Following on from the 2003 production of The Magic Flute Fantasy, which was performed in 12 consecutive shows and attracted about 12,000 viewers across Taiwan, the Taipei Philharmonic Theater will now present a whole new production which retains the structure of the opera’s classic segments and characters, but alters the storyline to enliven the characters with a playful spirit as they embark on a magical adventure surrounding the magic flute.
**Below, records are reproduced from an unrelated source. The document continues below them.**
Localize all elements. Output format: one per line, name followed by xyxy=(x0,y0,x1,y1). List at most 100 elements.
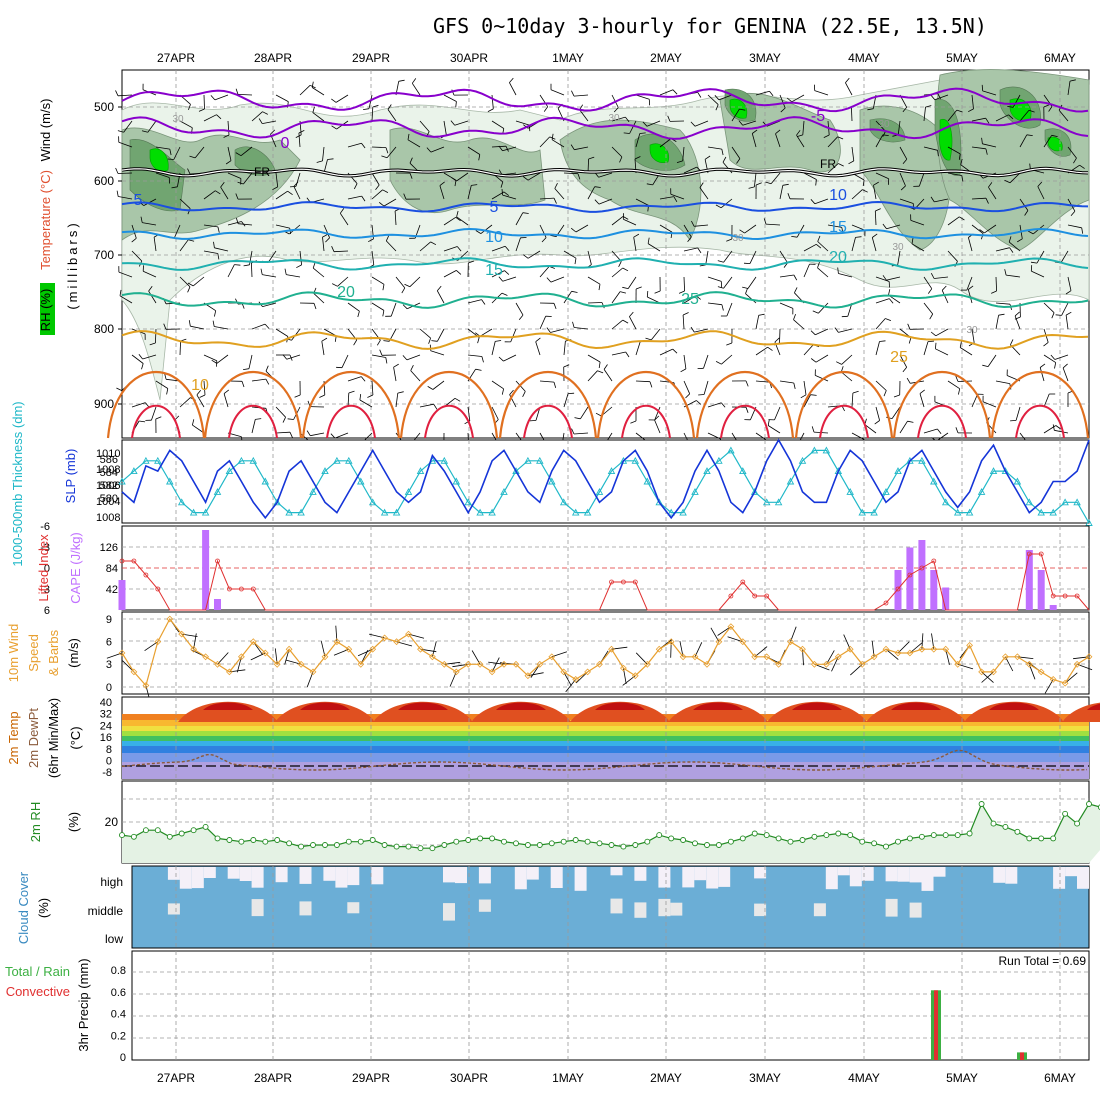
barb-staff xyxy=(934,198,949,203)
barb-flag xyxy=(979,229,985,234)
wind-speed-point xyxy=(655,645,663,653)
barb-staff xyxy=(333,250,349,253)
barb-flag xyxy=(883,390,887,397)
barb-staff xyxy=(851,146,855,161)
cloud-cell-middle xyxy=(670,902,683,916)
barb-flag xyxy=(958,153,961,160)
cape-tick: 84 xyxy=(106,563,118,575)
li-point xyxy=(907,572,913,578)
barb-staff xyxy=(407,139,421,148)
barb-staff xyxy=(851,432,865,440)
barb-staff xyxy=(851,106,853,122)
barb-flag xyxy=(1062,363,1068,369)
barb-flag xyxy=(115,90,119,96)
barb-flag xyxy=(1055,425,1061,430)
barb-staff xyxy=(179,397,191,408)
barb-flag xyxy=(393,363,399,368)
li-tick: 0 xyxy=(44,563,50,575)
cape-bar xyxy=(918,540,926,610)
rh2m-point xyxy=(429,845,436,852)
wind-speed-point xyxy=(1073,660,1081,668)
barb-flag xyxy=(739,229,745,234)
barb-staff xyxy=(539,94,549,107)
rh2m-point xyxy=(322,842,328,848)
contour-label: 30 xyxy=(732,233,744,244)
barb-staff xyxy=(751,133,757,148)
barb-staff xyxy=(515,212,524,226)
barb-flag xyxy=(571,290,578,293)
barb-staff xyxy=(118,196,133,200)
date-label-bottom: 6MAY xyxy=(1044,1071,1076,1085)
barb-flag xyxy=(698,394,705,396)
barb-flag xyxy=(902,158,908,165)
wind-speed-point xyxy=(118,649,126,657)
barb-flag xyxy=(715,204,722,209)
temp-tick: 24 xyxy=(100,720,112,732)
barb-staff xyxy=(275,172,279,187)
barb-flag xyxy=(212,320,215,327)
barb-staff xyxy=(371,106,374,122)
barb-staff xyxy=(838,328,853,333)
contour-30 xyxy=(106,371,206,439)
pressure-ticks: 500 600 700 800 900 xyxy=(94,100,122,411)
barb-staff xyxy=(731,146,741,159)
barb-staff xyxy=(875,276,890,282)
date-label-bottom: 29APR xyxy=(352,1071,390,1085)
wind-speed-point xyxy=(130,668,138,676)
barb-staff xyxy=(683,276,685,292)
barb-flag xyxy=(726,238,733,242)
barb-flag xyxy=(852,390,859,394)
barb-staff xyxy=(563,250,577,259)
rh2m-point xyxy=(381,842,388,848)
barb-staff xyxy=(851,392,854,408)
wind-speed-point xyxy=(440,660,448,668)
wind-speed-point xyxy=(249,638,257,646)
barb-staff xyxy=(670,193,685,200)
barb-flag xyxy=(431,340,438,342)
barb-staff xyxy=(491,341,496,356)
rh2m-point xyxy=(453,838,460,845)
wind-speed-point xyxy=(166,615,174,623)
barb-flag xyxy=(192,419,195,426)
barb-staff xyxy=(371,189,383,200)
temp-hump-peak xyxy=(398,702,448,710)
cloud-cell-high xyxy=(574,867,587,891)
barb-flag xyxy=(930,94,936,100)
barb-staff xyxy=(347,392,350,408)
barb-staff xyxy=(515,302,524,316)
barb-flag xyxy=(930,273,935,279)
barb-staff xyxy=(611,216,624,226)
barb-staff xyxy=(395,276,406,289)
barb-flag xyxy=(745,380,749,387)
barb-staff xyxy=(707,432,721,440)
barb-flag xyxy=(255,418,262,420)
barb-flag xyxy=(325,237,330,243)
barb-flag xyxy=(571,90,575,97)
rh2m-point xyxy=(1002,823,1009,830)
barb-staff xyxy=(770,172,781,185)
barb-flag xyxy=(955,375,959,382)
barb-flag xyxy=(235,88,239,95)
barb-flag xyxy=(216,114,222,120)
barb-staff xyxy=(203,224,218,228)
cape-bars xyxy=(118,530,1057,610)
thickness-point xyxy=(357,477,365,485)
barb-flag xyxy=(937,150,939,157)
barb-staff xyxy=(227,120,230,136)
barb-staff xyxy=(726,302,733,317)
barb-flag xyxy=(882,223,887,230)
barb-staff xyxy=(875,380,887,391)
barb-flag xyxy=(167,158,174,160)
cloud-cell-high xyxy=(478,867,491,884)
barb-staff xyxy=(439,185,445,200)
rh2m-point xyxy=(214,835,221,842)
barb-staff xyxy=(203,250,218,254)
temp-hump-peak xyxy=(891,702,941,710)
thickness-point xyxy=(762,498,771,506)
barb-flag xyxy=(571,428,575,435)
barb-staff xyxy=(117,94,133,97)
barb-flag xyxy=(1070,210,1076,217)
rh2m-unit: (%) xyxy=(66,812,81,832)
The characters include the funny bird-catcher Papageno (played by Na Wei-hsun), the Queen of the Night (played by Huang Shuan-wen), the queen’s daughter Princess Pamina (played by Lin Tzu-yin), Prince Tamino (played by Chou Ming-yu), the bird-catcher’s love interest Papagena, (played by Maital Dakiludun), High Priest Sarastro (played by Tseng Chih-yuan), Sarastro’s servant Monostatos (played by Lin Yu-hsuan), and the three ladies (played by Chen Wen-hai, Chen Ying-ta, and Chang Hong-cheng).
It is worth mentioning that the costumes were designed by Lin Ping-hao, adding considerable visual splendor to the musical. Coincidentally, Lin is featured in the latest issue of Performing Arts Review, telling the story of his artistic trajectory in collaborating with performing arts troupes over his decade-long career. Conductor Ku told the Taipei Times on Monday that the orchestration is reduced to an 11-person ensemble, including drums and keyboards, thus mixing different musical genres to combine the classical work with contemporary elements of popular music, R&B, and rap to supplant the imagery of classical music. Director Shan said, “The Magic Flute Fantasy is a crossover production, which will render a great experience for performing arts enthusiasts to appreciate.”